Préserver la biodiversité pour récolter demain
Le programme de recherches Econat, émanant d’un contrat de plan État-région (CPER), s’achèvera en 2020. Il vise, entre autres, à améliorer la gestion durable des écosystèmes
et des ressources naturelles. Retour sur les résultats des quatre premières années d’études.
Il est aussi un prédateur de papillons de nuit.
Le mardi 4 décembre, au CNRS de Chizé, une quarantaine de scientifiques ont restitué les résultats de leurs quatre premières années de recherches dans le cadre du programme Econat, contractualisé et financé par l’État et la région Nouvelle-Aquitaine (sous la forme d’un CPER, d’une durée de six ans).
Parmi les trois axes de recherches d’Econat, le premier, qui doit amener des réponses pour permettre une meilleure gestion durable des écosystèmes et des ressources naturelles, intéresse plus particulièrement les agriculteurs.

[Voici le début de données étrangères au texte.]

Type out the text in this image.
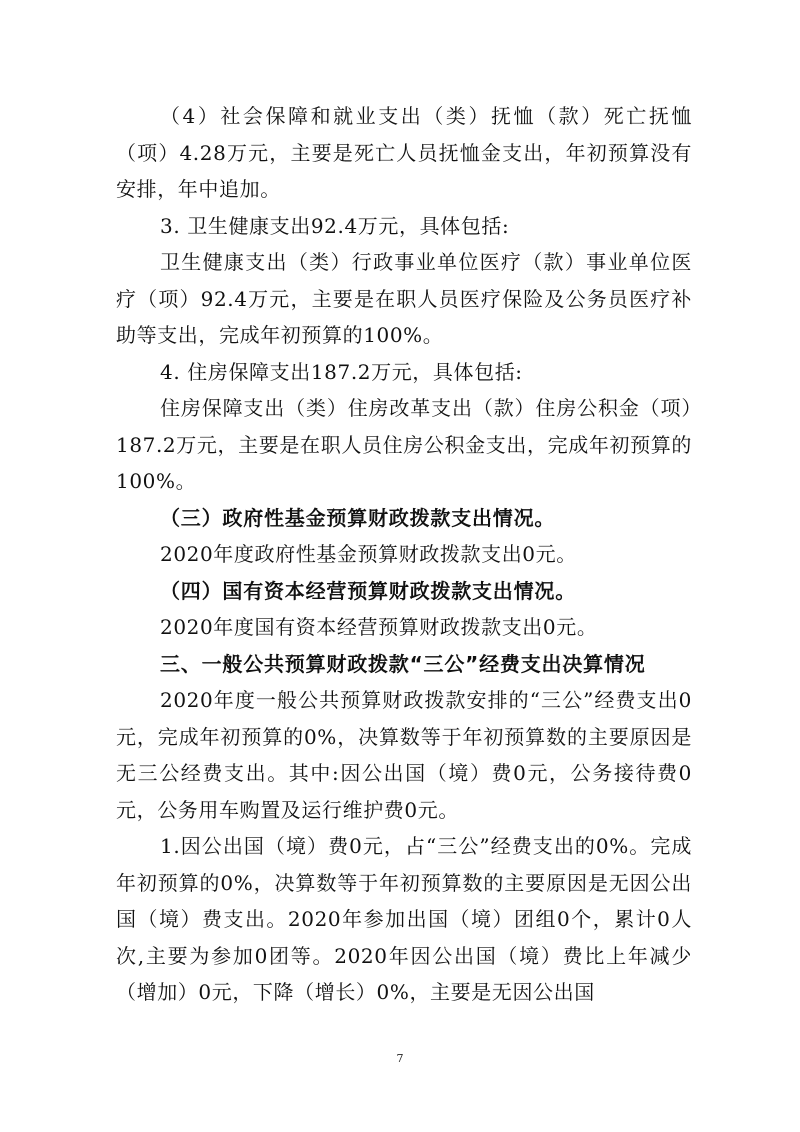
（4）社会保障和就业支出（类）抚恤（款）死亡抚恤（项）4.28万元，主要是死亡人员抚恤金支出，年初预算没有安排，年中追加。

3. 卫生健康支出92.4万元，具体包括:

卫生健康支出（类）行政事业单位医疗（款）事业单位医疗（项）92.4万元，主要是在职人员医疗保险及公务员医疗补助等支出，完成年初预算的100%。

4. 住房保障支出187.2万元，具体包括:

住房保障支出（类）住房改革支出（款）住房公积金（项）187.2万元，主要是在职人员住房公积金支出，完成年初预算的100%。

（三）政府性基金预算财政拨款支出情况。

2020年度政府性基金预算财政拨款支出0元。

（四）国有资本经营预算财政拨款支出情况。

2020年度国有资本经营预算财政拨款支出0元。

三、一般公共预算财政拨款“三公”经费支出决算情况

2020年度一般公共预算财政拨款安排的“三公”经费支出0元，完成年初预算的0%，决算数等于年初预算数的主要原因是无三公经费支出。其中:因公出国（境）费0元，公务接待费0元，公务用车购置及运行维护费0元。

1.因公出国（境）费0元，占“三公”经费支出的0%。完成年初预算的0%，决算数等于年初预算数的主要原因是无因公出国（境）费支出。2020年参加出国（境）团组0个，累计0人次,主要为参加0团等。2020年因公出国（境）费比上年减少（增加）0元，下降（增长）0%，主要是无因公出国

7
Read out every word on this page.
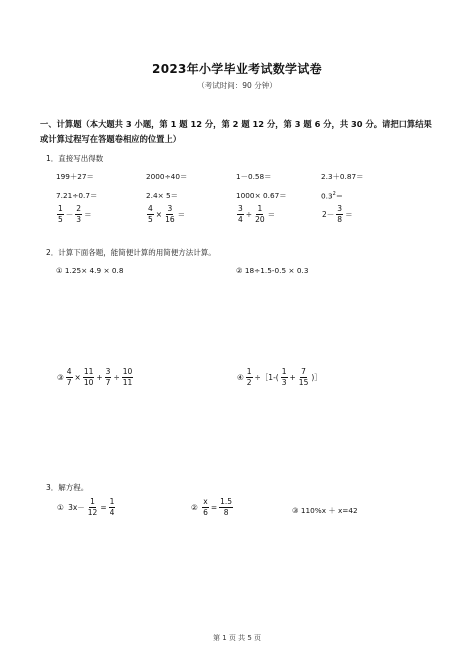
2023年小学毕业考试数学试卷
（考试时间：90 分钟）
一、计算题（本大题共 3 小题，第 1 题 12 分，第 2 题 12 分，第 3 题 6 分，共 30 分。请把口算结果或计算过程写在答题卷相应的位置上）
1．直接写出得数
199＋27＝	2000÷40＝	1－0.58＝	2.3＋0.87＝
7.21÷0.7＝	2.4× 5＝	1000× 0.67＝	$0.3^2=$
$\frac{1}{5} - \frac{2}{3}$ ＝	$\frac{4}{5} \times \frac{3}{16}$ ＝	$\frac{3}{4} \div \frac{1}{20}$ ＝	$2- \frac{3}{8}$ ＝
2．计算下面各题，能简便计算的用简便方法计算。
① 1.25× 4.9 × 0.8	② 18÷1.5-0.5 × 0.3
③ $\frac{4}{7} \times \frac{11}{10} + \frac{3}{7} \div \frac{10}{11}$	④ $\frac{1}{2}$ ÷［1-( $\frac{1}{3} + \frac{7}{15}$ )］
3．解方程。
① $3x- \frac{1}{12} = \frac{1}{4}$	② $\frac{x}{6} = \frac{1.5}{8}$	③ 110%x ＋ x=42
第 1 页 共 5 页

En effet, l’agriculture dépend de la nature, rappelle Vincent Bretagnolle, du CNRS de Chizé, pilote du projet. « L’homme utilise la production des écosystèmes comme une ressource. Comment la biodiversité participe à la constitution de ces ressources ? Comment est-elle le support de production de ces ressources ? », questionne le chercheur.
« Le nombre d’insectes diminue. C’est une catastrophe pour l’agriculture. Sans insectes, il n’y a pas de recyclage, pas de matière organique (d’humus, NDLR), et donc pas de production de biomasse végétale (de cultures, NDLR). Les éléments minéraux sont mis à disposition par les insectes. Ils ont un rôle capital. Sans eux, on ne peut plus produire, expose Vincent Bretagnolle. On peut donc utiliser la biodiversité pour gérer de manière durable l’agriculture ».
Le programme Ecobiose, qui découle d’Econat, vise d’ailleurs à évaluer le rôle de la biodiversité dans l’économie des territoires, notamment dans l’économie de l’agriculture aquitaine. Le résultat le plus remarquable, découlant des recherches dans le cadre d’Ecobiose en Nouvelle-Aquitaine, est celui de l’étude sur le rôle des abeilles dans la pollinisation des cultures : là où elles sont plus nombreuses, on enregistre de 30 à 40 % de rendement en plus en tournesol et en colza, ce qui fait 160 €/ha de gain en plus pour l’agriculteur (voir Agri 79 du 5 octobre, page 3).
Les prédateurs des ravageurs
Econat s’achèvera en 2020. Beaucoup d’études pour comprendre le fonctionnement les écosystèmes sont en cours de réalisation. L’une d’elles s’intéresse à la distance à ne pas dépasser entre deux haies pour maintenir la connectivité dans les habitats de la chauve-souris. Elle est de 50 à 100 m. Si la chauve-souris doit voler plus loin, elle dépense plus d’énergie, voire trop. Une perte de connectivité dans les habitats du mammifère volant pourrait engendrer la mort de toute une colonie. Mais quel est l’intérêt de préserver les chauves-souris pour l’agriculture ? « Elles consomment des papillons de nuit, dont la pyrale du maïs. Moins de papillons, c’est moins de chenilles. Les chauves-souris, la nuit, sont l’équivalent des oiseaux, le jour », précise Vincent Bretagnolle.
Une autre étude porte sur les crapauds, dont les larves sont sensibles aux pesticides. « Les amphibiens sont aussi des prédateurs des ravageurs des cultures. Et ils sont actifs lorsque d’autres auxiliaires des cultures ne le sont pas : en automne, durant les périodes hivernales douces et au début du printemps », détaille François Brischoux, du CNRS de Chizé. « Le message est qu’il faut engager l’agriculture dans des solutions agro-écologiques, maintenir l’élevage et les prairies, produire en agriculture biologique ou de précision », estime Vincent Bretagnolle, qui travaille sur la zone atelier Plaine et Val de Sèvre où il est, entre autres, animateur des mesures agro-environnementales et climatiques (MAEC).
Sur le territoire de la zone atelier, qui regroupe 28 communes des Deux-Sèvres, un programme « alimentation de la population dans l’espace rural », une autre émanation d’Econat, vient d’être lancé. Son objectif est de reconnecter la population aux agriculteurs en vue de favoriser les circuits courts.